# vegetarians/vegans in Cyprus and the cost of fresh fruit and veg?



## Aroura (May 29, 2012)

I was just wondering if there are any vegetarian/vegan communities or groups etc... Set up in Cyprus? (Something which I have only just come across in the UK).

I was also wondering about the cost of fresh fruit and veg? I have looked online but it's all rather conflicting... I'm just trying to work out how much a shop for me and my family would be each week... 

We're newly vegans (been veggie for the last 2 years-ish) and buy mostly fresh fruit and veg products with the added additions things like rice milks, soya milks etc... 

Here for example...

a bag of 8 granny smiths apples or a pineapple is about 2.25euros 
5 oranges or 1 melon is about 3.75euros (although i've noticed they seem to be getting smaller and smaller, a watermelon is now the size of a small bowling ball... I mean seriously I thought watermelons were meant to be the biggest fruit of them all?! lol mini rant)
bananas for 5 are only 1.25euros

Cheers in advance Aroura


----------



## Pam n Dave (Jun 11, 2007)

We're not veggies or vegans but we live in the sticks and over the past four years have been taught by our locals how to forage for various things. Oranges, lemons and olives grow on trees here and not on a supermarket shelf, most villagers don't need to pay for them.

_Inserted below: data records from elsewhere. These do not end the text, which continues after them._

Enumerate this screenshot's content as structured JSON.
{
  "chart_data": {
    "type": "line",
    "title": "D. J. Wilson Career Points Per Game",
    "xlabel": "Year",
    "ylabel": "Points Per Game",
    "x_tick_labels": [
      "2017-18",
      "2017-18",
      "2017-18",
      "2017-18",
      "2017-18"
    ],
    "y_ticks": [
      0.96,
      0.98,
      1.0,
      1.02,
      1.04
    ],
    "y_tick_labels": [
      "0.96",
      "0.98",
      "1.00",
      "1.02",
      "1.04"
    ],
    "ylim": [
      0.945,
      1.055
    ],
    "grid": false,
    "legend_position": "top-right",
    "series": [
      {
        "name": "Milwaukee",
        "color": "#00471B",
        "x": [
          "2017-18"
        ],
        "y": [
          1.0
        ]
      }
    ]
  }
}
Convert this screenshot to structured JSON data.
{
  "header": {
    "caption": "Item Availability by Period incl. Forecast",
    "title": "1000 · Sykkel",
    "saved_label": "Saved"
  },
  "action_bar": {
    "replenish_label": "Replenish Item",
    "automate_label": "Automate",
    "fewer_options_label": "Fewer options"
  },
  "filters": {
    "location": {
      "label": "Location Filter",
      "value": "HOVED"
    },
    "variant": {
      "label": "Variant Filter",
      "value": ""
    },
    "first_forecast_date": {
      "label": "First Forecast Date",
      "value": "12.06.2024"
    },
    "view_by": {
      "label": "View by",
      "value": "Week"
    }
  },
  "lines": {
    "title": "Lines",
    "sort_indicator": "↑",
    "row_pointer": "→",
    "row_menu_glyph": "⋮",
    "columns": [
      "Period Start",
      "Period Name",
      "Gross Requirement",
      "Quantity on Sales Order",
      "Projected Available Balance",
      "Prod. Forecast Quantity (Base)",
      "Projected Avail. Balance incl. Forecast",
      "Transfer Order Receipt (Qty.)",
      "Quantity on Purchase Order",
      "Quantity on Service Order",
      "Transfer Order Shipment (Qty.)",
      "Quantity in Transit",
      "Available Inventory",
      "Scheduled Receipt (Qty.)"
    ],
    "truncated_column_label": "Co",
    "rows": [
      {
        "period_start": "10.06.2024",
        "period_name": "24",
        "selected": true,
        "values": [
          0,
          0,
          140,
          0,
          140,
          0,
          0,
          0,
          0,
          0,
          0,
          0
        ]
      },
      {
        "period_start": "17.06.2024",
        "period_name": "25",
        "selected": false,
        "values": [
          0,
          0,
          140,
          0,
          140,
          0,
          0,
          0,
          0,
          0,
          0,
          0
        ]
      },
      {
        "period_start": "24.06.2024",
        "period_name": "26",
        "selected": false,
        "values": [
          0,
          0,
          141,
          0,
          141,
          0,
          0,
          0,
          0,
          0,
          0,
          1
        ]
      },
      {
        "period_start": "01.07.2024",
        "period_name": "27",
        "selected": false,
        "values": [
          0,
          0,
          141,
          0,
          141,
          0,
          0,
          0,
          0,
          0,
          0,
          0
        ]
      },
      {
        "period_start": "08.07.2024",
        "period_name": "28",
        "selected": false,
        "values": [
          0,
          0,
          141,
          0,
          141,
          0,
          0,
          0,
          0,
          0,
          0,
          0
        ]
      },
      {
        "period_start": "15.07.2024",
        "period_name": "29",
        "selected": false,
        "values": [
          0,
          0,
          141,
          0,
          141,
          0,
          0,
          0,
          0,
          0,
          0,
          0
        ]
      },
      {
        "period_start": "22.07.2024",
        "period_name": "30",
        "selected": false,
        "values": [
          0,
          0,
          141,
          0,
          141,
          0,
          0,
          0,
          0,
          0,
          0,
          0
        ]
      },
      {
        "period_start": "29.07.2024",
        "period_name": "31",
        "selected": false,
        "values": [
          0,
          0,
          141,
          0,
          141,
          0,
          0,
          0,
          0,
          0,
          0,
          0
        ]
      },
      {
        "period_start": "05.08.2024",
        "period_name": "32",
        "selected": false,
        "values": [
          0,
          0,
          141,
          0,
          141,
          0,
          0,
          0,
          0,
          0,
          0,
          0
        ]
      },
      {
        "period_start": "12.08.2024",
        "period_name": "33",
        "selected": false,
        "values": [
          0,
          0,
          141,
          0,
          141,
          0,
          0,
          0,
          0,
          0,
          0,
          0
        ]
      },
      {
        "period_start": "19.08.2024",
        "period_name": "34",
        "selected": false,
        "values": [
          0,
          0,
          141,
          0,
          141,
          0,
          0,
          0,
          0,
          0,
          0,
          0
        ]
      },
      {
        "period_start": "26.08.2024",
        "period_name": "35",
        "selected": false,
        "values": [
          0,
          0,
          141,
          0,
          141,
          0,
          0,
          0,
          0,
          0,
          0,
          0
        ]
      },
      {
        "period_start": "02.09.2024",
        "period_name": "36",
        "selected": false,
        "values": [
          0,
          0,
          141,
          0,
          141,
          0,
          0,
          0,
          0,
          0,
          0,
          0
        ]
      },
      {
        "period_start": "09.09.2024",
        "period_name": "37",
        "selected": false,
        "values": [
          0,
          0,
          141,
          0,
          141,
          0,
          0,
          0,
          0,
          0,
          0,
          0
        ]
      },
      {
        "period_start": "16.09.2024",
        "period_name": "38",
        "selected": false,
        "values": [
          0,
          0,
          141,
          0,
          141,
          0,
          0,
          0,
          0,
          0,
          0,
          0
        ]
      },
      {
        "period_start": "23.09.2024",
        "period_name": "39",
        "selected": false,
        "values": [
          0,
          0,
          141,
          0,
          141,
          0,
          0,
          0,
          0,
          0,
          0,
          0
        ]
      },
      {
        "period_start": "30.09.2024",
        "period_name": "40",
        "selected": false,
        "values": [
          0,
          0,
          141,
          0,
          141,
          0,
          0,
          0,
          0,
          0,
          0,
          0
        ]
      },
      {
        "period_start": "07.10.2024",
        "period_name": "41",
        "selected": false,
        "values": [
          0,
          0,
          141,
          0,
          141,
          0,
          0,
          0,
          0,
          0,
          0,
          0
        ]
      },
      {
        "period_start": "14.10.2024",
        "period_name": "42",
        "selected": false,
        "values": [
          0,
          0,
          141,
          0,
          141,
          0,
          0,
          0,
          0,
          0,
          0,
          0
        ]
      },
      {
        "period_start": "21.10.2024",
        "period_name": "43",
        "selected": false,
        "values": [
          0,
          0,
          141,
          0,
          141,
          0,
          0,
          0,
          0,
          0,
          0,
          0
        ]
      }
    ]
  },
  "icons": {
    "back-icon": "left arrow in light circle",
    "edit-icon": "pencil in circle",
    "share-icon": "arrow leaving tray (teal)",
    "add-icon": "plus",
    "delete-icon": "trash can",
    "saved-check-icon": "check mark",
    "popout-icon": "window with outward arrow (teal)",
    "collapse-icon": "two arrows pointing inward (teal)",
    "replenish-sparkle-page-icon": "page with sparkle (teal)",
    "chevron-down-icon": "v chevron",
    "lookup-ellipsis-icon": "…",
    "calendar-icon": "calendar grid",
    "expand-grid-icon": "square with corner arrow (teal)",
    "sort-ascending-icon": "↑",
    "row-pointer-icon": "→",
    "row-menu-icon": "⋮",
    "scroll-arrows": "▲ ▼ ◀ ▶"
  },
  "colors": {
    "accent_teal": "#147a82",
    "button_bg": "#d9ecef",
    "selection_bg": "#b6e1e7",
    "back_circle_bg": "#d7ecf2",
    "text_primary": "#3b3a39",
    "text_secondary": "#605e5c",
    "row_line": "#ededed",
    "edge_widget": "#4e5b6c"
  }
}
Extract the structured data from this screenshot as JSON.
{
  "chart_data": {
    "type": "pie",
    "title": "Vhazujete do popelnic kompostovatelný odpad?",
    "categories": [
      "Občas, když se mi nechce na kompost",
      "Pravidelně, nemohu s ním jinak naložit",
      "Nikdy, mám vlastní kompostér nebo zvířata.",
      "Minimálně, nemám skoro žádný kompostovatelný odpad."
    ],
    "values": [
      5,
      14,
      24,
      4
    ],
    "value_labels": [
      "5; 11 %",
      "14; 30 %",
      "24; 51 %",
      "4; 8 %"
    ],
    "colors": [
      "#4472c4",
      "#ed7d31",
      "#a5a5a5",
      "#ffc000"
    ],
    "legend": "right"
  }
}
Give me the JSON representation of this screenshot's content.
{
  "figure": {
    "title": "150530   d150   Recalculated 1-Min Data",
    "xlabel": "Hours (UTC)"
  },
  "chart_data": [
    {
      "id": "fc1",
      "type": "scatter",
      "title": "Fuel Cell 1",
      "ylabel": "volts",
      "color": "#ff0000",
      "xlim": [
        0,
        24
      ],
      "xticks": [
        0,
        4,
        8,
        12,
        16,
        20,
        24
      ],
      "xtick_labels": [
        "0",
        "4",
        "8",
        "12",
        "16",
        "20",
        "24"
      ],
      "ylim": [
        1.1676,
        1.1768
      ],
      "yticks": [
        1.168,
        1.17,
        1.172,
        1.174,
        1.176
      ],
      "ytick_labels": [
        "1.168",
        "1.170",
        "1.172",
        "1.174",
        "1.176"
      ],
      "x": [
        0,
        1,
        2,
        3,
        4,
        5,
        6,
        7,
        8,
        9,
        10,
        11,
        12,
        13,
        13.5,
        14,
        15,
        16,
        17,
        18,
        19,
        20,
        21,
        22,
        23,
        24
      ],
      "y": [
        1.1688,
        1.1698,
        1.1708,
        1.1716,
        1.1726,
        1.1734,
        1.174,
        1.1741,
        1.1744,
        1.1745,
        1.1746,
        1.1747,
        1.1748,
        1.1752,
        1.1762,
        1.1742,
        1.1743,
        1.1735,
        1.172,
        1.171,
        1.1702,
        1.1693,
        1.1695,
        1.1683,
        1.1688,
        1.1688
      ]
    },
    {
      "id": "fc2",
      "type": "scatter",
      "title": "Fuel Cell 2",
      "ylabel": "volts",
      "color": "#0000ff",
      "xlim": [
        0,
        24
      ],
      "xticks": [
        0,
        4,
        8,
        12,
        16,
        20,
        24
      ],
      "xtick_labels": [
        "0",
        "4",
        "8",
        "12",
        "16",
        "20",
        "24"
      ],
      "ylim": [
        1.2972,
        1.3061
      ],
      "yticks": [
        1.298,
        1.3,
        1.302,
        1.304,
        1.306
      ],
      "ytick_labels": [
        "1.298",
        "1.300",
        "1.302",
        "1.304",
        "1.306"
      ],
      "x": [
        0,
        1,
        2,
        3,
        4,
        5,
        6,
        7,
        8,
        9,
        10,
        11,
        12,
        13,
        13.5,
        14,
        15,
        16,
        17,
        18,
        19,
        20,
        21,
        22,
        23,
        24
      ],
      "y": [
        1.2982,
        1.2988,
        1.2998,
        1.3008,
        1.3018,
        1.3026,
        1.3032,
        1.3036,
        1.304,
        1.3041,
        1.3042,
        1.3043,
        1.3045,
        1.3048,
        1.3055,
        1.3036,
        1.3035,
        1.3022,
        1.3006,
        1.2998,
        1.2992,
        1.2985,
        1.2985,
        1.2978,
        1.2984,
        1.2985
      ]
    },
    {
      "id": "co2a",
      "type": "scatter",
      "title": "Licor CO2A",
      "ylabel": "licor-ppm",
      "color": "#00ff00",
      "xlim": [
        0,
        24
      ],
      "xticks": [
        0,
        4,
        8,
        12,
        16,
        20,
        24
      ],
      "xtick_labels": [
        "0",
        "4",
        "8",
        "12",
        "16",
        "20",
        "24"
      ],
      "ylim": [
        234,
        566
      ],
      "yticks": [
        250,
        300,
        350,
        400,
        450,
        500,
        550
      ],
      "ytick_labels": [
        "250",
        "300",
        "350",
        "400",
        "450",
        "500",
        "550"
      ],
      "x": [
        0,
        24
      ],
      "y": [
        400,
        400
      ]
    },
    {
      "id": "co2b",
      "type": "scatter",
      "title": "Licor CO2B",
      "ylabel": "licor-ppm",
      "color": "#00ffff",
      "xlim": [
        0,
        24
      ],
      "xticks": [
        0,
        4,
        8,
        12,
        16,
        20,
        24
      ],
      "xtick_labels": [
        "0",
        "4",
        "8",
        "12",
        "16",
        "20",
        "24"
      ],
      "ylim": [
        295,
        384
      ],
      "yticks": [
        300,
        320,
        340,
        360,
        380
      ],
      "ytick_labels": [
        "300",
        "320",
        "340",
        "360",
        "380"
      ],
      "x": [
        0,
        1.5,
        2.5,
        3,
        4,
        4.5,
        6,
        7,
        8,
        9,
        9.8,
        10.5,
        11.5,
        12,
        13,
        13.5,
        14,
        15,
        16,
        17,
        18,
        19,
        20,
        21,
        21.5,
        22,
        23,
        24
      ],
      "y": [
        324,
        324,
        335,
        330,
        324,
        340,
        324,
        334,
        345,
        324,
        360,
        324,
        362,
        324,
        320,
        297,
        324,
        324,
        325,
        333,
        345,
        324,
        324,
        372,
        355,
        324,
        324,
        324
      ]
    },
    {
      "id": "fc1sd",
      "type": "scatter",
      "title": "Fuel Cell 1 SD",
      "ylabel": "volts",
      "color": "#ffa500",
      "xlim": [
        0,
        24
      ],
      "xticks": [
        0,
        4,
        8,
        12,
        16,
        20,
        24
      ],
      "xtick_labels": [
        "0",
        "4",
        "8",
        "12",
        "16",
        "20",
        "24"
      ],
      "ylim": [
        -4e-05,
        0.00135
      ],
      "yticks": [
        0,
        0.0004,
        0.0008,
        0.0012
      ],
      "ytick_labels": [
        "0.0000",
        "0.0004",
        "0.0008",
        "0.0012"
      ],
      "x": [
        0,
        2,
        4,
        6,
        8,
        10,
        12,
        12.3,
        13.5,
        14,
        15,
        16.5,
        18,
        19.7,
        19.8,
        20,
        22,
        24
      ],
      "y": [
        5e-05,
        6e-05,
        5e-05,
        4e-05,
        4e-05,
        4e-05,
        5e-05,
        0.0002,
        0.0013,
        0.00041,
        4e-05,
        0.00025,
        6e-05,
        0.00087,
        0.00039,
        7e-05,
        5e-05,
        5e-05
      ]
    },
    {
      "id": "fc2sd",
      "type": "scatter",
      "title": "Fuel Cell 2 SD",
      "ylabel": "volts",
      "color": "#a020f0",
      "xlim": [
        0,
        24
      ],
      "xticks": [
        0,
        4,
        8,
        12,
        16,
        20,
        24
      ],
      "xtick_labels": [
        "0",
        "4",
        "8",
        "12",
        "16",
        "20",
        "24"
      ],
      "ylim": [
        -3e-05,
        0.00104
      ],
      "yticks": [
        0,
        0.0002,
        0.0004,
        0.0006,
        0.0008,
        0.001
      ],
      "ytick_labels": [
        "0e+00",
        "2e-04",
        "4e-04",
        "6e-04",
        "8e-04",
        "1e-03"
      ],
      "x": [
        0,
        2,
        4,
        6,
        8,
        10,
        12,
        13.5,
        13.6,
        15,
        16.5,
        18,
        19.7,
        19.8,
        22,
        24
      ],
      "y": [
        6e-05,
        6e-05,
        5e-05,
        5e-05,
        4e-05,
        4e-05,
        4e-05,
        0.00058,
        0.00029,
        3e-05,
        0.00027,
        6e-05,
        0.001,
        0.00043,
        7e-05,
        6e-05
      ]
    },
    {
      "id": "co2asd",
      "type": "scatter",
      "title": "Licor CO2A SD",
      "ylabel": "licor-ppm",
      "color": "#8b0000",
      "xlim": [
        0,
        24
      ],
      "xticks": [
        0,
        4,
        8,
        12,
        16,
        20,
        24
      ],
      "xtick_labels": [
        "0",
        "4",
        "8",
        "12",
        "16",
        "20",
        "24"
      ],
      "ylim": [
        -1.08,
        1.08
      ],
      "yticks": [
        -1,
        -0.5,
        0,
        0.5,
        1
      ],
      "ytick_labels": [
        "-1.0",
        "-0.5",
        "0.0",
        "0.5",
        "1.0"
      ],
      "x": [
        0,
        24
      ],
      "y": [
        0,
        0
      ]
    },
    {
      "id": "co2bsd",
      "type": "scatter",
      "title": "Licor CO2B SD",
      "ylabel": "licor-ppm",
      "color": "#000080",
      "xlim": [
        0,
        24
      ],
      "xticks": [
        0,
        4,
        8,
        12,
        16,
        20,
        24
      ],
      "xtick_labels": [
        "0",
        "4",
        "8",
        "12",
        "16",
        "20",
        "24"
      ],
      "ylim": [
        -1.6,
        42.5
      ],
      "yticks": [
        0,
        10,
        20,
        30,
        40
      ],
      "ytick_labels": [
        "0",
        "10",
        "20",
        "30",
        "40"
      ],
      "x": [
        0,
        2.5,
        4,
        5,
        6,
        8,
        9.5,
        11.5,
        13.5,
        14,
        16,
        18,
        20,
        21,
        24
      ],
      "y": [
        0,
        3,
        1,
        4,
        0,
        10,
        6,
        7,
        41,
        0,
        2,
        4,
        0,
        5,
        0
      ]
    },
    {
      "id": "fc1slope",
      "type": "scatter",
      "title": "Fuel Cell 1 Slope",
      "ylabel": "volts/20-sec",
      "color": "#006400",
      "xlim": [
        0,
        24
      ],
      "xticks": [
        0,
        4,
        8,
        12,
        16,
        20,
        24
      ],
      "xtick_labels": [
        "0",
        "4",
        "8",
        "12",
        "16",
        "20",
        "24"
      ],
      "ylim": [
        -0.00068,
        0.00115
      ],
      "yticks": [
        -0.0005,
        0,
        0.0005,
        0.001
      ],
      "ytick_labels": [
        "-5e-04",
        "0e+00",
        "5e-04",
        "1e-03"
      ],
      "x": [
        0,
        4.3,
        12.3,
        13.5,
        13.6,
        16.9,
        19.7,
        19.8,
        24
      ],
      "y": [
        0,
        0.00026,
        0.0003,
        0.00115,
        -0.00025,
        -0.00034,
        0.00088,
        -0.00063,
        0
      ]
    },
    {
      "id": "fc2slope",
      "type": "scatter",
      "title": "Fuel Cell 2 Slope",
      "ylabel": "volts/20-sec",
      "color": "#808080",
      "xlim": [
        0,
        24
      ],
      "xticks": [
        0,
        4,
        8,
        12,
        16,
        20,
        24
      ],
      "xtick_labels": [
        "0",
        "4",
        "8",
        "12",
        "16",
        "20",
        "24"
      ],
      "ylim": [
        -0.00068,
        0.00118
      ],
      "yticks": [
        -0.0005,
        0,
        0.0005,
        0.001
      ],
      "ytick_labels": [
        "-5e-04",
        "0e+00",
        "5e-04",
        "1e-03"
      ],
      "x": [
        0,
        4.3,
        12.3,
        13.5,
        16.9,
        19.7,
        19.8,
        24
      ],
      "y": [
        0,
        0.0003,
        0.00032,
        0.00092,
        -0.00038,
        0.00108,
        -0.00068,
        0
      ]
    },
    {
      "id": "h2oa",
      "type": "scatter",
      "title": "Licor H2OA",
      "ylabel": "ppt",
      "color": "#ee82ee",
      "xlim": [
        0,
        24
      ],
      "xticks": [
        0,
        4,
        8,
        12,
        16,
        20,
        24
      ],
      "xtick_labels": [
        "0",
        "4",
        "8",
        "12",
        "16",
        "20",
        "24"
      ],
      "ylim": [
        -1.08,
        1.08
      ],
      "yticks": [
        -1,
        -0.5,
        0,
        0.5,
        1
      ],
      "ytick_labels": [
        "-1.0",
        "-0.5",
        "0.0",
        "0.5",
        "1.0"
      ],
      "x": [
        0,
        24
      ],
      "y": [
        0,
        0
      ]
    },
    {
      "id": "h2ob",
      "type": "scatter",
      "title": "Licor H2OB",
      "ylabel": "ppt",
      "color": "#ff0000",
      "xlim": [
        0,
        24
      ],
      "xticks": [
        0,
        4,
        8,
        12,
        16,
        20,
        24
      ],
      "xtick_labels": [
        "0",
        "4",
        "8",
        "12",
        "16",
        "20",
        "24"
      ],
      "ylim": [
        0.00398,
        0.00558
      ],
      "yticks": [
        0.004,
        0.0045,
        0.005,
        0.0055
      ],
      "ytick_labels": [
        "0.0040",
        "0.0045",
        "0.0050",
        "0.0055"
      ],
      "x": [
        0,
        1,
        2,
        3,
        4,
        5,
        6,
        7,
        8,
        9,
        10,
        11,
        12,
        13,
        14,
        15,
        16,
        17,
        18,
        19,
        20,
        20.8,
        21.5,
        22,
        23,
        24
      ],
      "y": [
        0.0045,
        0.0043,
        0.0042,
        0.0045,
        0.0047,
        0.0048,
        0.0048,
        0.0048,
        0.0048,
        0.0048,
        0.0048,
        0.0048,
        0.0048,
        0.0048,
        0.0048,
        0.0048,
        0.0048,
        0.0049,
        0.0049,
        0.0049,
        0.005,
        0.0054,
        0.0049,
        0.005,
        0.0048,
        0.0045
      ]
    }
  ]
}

Spinach, asparagus, artichokes and mushrooms grow wild and there are various other things that can be used in salads. There are other types of fruits that you wont find in the UK such as mespela and mosphilou (the spelling is probably wrong) and nuts are abundant when you know where to look.

We've started to grow a few things as well and find that we share things with neighbours and get other things in return. 

I'm maybe giving the impression that we spend all our time worrying about free food but it's not like that, when oranges are in season we may pick a bag full and juice them, if we get given a bag of apricots then some will be turned in to jam and a couple of jars passed on.

Because many things are local we spend a little less time shopping.


----------



## vasiliou (Jun 25, 2012)

If the fruit or vegetable is in season then it is pretty cheap here. Vegetarian / vegan food is plentiful too, traditional lunchtime fare in Cyprus tends to be beans or pulses. Fresh when in season, dried when out of season. Usually boiled in water with a bit of olive oil and lemon and with vegetables - greens or marrow - added at the end. Then served with more olive oil, lemon juice, olives, tomatoes, cucumber and parsley. Delicious and very inexpensive. There are a number of organic shops springing up now too. I live in Nicosia and there are several here - pricey but they stock items that can be hard to find.


----------